How Does Stress Affect Hair Loss?

If you are not
well physically, or if you are upset emotionally, your hair becomes
dull and lifeless - it will begin to fall out, and your hair will
become waxy with the overproduction of your traumatised sebaceous
glands.
If your hair is thinning or you are
experiencing baldness and it seems abnormal either because you are
young or female, it is more than likely that stress is the culprit of
hair loss. Your hair is one of the first places your body shows
distress. Illness, medication and imbalances in nutrition all show up
in you hair and scalp.
Usually, it is not mild job or life
stress that triggers hair loss, more likely it is extremely serious
stress to the body that causes hair to stop growing and fall out.

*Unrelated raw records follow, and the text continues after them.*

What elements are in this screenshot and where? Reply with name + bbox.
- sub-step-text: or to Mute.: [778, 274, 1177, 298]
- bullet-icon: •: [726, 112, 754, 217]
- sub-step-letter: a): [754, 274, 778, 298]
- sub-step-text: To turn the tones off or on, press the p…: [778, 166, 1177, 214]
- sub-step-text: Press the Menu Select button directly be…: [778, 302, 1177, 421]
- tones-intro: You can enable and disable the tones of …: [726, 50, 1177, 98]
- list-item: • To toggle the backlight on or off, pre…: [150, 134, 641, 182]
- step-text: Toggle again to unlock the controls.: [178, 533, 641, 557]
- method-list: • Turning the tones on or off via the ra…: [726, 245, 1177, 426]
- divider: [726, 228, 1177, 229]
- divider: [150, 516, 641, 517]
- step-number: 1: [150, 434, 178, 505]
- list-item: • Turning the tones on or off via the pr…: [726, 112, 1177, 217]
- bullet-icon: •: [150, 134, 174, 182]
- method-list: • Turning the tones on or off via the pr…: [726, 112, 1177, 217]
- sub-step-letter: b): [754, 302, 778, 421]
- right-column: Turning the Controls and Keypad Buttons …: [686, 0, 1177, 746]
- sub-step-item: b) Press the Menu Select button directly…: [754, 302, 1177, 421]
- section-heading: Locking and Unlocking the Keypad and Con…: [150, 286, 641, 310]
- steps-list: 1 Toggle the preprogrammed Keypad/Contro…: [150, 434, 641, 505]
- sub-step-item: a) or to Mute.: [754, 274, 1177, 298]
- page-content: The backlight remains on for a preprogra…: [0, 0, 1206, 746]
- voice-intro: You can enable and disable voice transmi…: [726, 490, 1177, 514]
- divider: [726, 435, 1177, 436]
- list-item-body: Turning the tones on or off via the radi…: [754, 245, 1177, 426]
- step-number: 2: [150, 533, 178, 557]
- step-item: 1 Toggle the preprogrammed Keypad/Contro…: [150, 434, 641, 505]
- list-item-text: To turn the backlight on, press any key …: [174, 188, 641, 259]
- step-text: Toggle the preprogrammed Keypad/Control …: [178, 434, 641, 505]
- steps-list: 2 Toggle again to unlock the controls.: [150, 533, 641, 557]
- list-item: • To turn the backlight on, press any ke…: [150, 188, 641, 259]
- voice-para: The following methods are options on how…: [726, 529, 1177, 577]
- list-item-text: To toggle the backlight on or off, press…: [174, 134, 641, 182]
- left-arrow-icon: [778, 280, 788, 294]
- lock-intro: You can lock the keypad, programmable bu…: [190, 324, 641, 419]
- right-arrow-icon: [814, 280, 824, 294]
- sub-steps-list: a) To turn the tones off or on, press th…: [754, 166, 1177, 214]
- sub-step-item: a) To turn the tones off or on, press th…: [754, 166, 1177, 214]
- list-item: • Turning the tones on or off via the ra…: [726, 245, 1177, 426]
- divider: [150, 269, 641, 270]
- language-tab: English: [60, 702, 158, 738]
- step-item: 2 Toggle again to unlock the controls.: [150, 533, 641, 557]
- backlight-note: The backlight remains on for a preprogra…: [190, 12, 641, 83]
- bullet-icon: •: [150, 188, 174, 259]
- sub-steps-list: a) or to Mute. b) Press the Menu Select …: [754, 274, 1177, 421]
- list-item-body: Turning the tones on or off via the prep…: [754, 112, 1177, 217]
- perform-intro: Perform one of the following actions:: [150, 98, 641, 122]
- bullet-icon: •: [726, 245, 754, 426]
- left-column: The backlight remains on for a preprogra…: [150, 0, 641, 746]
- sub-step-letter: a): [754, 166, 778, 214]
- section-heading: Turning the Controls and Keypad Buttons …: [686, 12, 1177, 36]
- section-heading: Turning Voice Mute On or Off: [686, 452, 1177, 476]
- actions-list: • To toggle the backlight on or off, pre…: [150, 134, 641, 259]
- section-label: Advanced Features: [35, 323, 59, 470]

These types of stress can be initiated by some types of medications,
diabetes, thyroid disorders and even extreme emotional stress, but
also can be caused by commonplace life events like childbirth,
miscarriage and surgery.
Any major change
in our lives can be reflected in the condition of our hair, scalp and
skin. We reflect our health and well-being in the condition of our
hair and scalp.
But how does
stress actually effect hair loss? Well hair grows in repeating
cycles. The active growth phase lasts around two years and is
followed by a resting phase that spans three months, after which the
hair falls from the scalp. Normally, every strand of hair in your
head is at a different point in this cycle, so the shedding is barely
noticeable: a few strands in the shower drain, some more on your
brush, a hair or two on your pillow. A normal head sheds at most 100
strands of hair a day.
However, when the
body undergoes extreme stress, as much as 70 percent of your hair can
prematurely enter the resting phase. Three months later, these hairs
begin to fall out, causing noticeable hair loss.
The person will
not become completely bald and the thinning will be fairly
unnoticeable. However, it is this three month delay and the fact that
the trigger seems so unrelated that causes confusion on the part of
the patient concerned about hair loss.
Fortunately, in
most cases hair will begin to grow back within six months. However,
some people may face further periods of severe stress that may
trigger the whole process to begin again and cause more hair loss
resulting in a more long-term problem.